From 1997, the New Labour government tried to adopt a more strategic approach towards public spending – embodied in the ‘Spending Reviews’. These were meant to fix Departmental Expenditure Limits (DEL) for three years in advance and the first review was published in 1998. Further reviews followed in 2000, 2002, 2004 and 2007.

The idea of Spending Reviews has now taken root in the British system, with the new Conservative-Liberal Democratic coalition government adopted and even extending the spending review idea, with a plan covering four years announced in October 2010.

The more strategic approach under New Labour did not just involve spending, but also trying to specify what was to be delivered for that spending. These took the form of ‘Public Service Agreements’ (PSAs). PSAs accompanied each of the Spending Reviews and set out what government departments were expected to achieve. Although PSAs have now been abandoned by the new Coalition government, it was clearly an important initiative.

There were many changes in British government that flowed from, and paralleled, the whole Spending Review-PSA reforms.

I – Colin Talbot – am currently writing a book about this whole experience. I am also teaching a group of students at Manchester Business School on this topic. This blog is meant to help both me and them by developing the history of Spending Reviews as well as observing how SRs continue to evolve under the new government.
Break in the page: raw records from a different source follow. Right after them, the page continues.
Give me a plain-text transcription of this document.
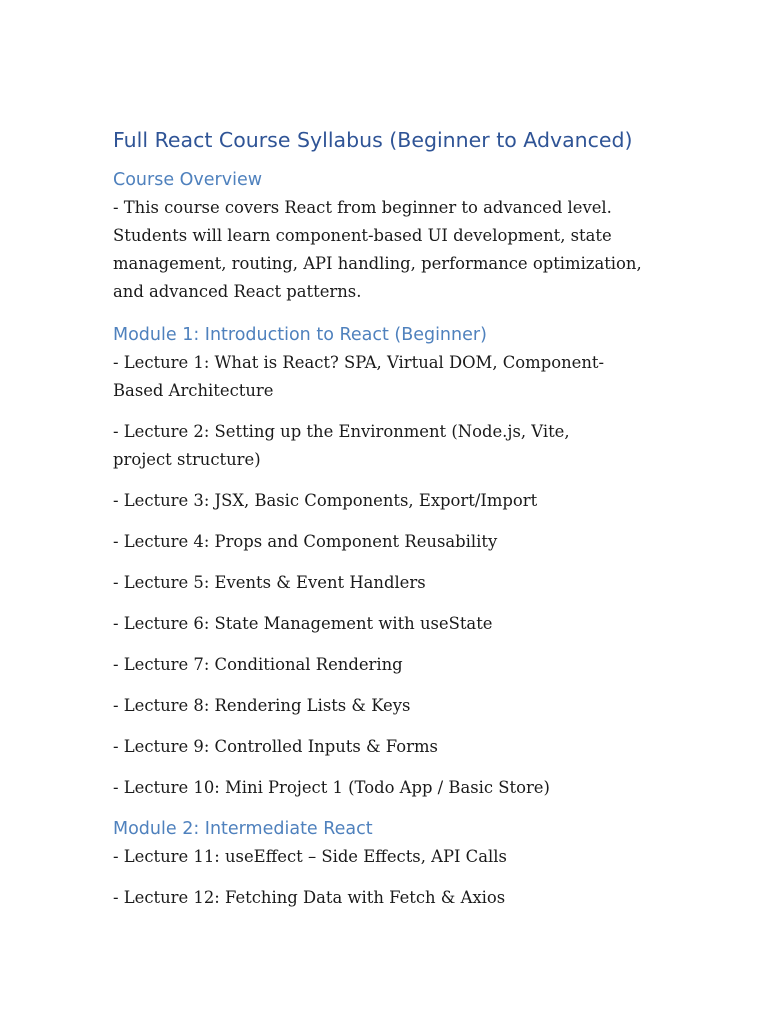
Full React Course Syllabus (Beginner to Advanced)
Course Overview

- This course covers React from beginner to advanced level. Students will learn component-based UI development, state management, routing, API handling, performance optimization, and advanced React patterns.

Module 1: Introduction to React (Beginner)
- Lecture 1: What is React? SPA, Virtual DOM, Component-Based Architecture
- Lecture 2: Setting up the Environment (Node.js, Vite, project structure)
- Lecture 3: JSX, Basic Components, Export/Import
- Lecture 4: Props and Component Reusability
- Lecture 5: Events & Event Handlers
- Lecture 6: State Management with useState
- Lecture 7: Conditional Rendering
- Lecture 8: Rendering Lists & Keys
- Lecture 9: Controlled Inputs & Forms
- Lecture 10: Mini Project 1 (Todo App / Basic Store)
Module 2: Intermediate React
- Lecture 11: useEffect – Side Effects, API Calls
- Lecture 12: Fetching Data with Fetch & Axios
What I will be posting on the blog will be closely linked to the course I’m teaching, but hopefully will also develop the history of ‘Strategy and Delivery in Government‘ in the process. I hope that my students and others, including some of those I’m interviewing for the book, will contribute to this project by making comments on my posts. It might even develop into a useful resource for others interested in this topic – as I know many governments around the world have folowed British developments with interest.